The U.S. economy added 175,000 jobs in May, a gain that shows employers are hiring at a still-modest but steady pace.
The Labor Department said Friday that the unemployment rate rose to 7.6 percent from 7.5 percent in April. The increase occurred because more people began looking for work, a healthy sign. About three-quarters found jobs. The rest added to the ranks of the unemployed.
The government revised the job figures for the previous two months. April's gains were lowered to 149,000 from 165,000. March's figure was increased slightly to 142,000 from 138,000. The net loss was 12,000 jobs.
Investors reacted positively in the first minutes after the report was released at 8:30 a.m. Eastern time. Stock index futures rose.
Employers have added an average of 155,000 jobs in past three months, below the average of 237,000 created from November through February.
Related: Explaining the Monthly Jobs Report
The less-than-robust job growth might lead the Federal Reserve to maintain the pace of its monthly bond purchases. The Fed has said it will keep buying bonds at the same rate until the job market improves substantially. The purchases have helped drive down interest rates and boost stock prices.
Stock markets have gyrated in the past two weeks on speculation that the Fed will slow its bond purchases later this year, a step that could increase interest rates and cause stock prices to fall.
The economy "is creating jobs at a reasonable rate," Chris Williamson, chief economist with the financial research firm Markit, said in a note to clients. But he said the Fed will want to see lower unemployment before it considers scaling back its $85 billion-a-month bond-buying program.
"Today's report is perhaps the perfect number for nervous investors," said James Marple, Senior Economist at TD Economics. "It is strong enough to point to continued economic recovery but not so strong as to bring forward expectations of Fed tapering."
Job growth has been steady this year, despite higher taxes and federal spending cuts. Still, some signs in the report suggested that the spending cuts and weaker global growth are weighing on the job market.
Manufacturers cut 8,000 jobs, and the federal government shed 14,000. Both were the third straight month of cuts for those industries.
Average hourly wages ticked up just a penny in May, to $23.89. That was because much of the job growth was in lower-paying industries.
But mild inflation is boosting American's purchasing power. Over the past 12 months, hourly wages have risen 2 percent. Inflation has increased just 1.1 percent in that time.
The economy grew at a solid annual rate of 2.4 percent in the first three months of the year. Consumer spending rose at the fastest pace in more than two years. But economists worry that the steep government spending cuts and higher Social Security taxes might be slowing growth in the April-June quarter to an annual rate of 2 percent or less.
Consumers appeared earlier this year to shrug off the tax increase. But in April, their income failed to grow, and they cut back on spending for the first time in nearly a year. A Social Security tax increase is costing a typical household that earns $50,000 about $1,000 this year. For a household with two high-earners, it's costing up to $4,500.

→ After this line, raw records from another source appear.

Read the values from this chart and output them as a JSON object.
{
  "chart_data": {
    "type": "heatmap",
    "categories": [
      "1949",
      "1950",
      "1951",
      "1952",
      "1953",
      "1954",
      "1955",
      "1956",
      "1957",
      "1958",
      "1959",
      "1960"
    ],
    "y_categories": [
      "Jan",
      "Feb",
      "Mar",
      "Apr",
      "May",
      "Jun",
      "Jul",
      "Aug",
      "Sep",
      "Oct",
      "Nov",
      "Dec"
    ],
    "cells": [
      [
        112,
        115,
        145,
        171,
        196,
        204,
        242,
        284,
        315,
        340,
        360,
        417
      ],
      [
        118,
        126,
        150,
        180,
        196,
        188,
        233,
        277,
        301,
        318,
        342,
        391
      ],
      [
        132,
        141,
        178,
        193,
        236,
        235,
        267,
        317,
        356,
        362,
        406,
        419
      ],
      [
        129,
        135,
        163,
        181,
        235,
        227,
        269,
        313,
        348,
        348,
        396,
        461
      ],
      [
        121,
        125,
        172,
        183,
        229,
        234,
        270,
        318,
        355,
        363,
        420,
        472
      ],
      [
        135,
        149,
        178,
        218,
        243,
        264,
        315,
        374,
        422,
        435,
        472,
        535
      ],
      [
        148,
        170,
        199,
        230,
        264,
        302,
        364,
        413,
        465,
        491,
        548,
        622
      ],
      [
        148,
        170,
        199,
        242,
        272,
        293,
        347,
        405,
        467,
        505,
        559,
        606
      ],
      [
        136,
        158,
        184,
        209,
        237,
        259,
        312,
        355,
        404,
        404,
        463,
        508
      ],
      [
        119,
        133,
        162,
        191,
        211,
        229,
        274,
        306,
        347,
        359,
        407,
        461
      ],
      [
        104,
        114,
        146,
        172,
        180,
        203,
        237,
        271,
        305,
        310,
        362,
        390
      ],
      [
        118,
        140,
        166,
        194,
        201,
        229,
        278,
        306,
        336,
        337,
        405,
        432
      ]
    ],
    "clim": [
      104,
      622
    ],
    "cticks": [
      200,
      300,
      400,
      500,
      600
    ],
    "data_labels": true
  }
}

Cuts in defense spending might have slowed factory output in some areas, according to a Fed report released this week. Factory activity shrank in May for the first time since November, and manufacturers barely added jobs, according to a survey by the Institute for Supply Management.
A separate ISM survey found that service companies grew at a faster pace last month but added few jobs. Service firms have been the main source of job growth in recent months.
Some positive signs of the economy's resilience have emerged. Service companies reported an increase in new orders, the ISM found. That suggests that businesses could expand further in coming months.
And steady gains in home sales and construction are providing support for the economy even as manufacturing weakens.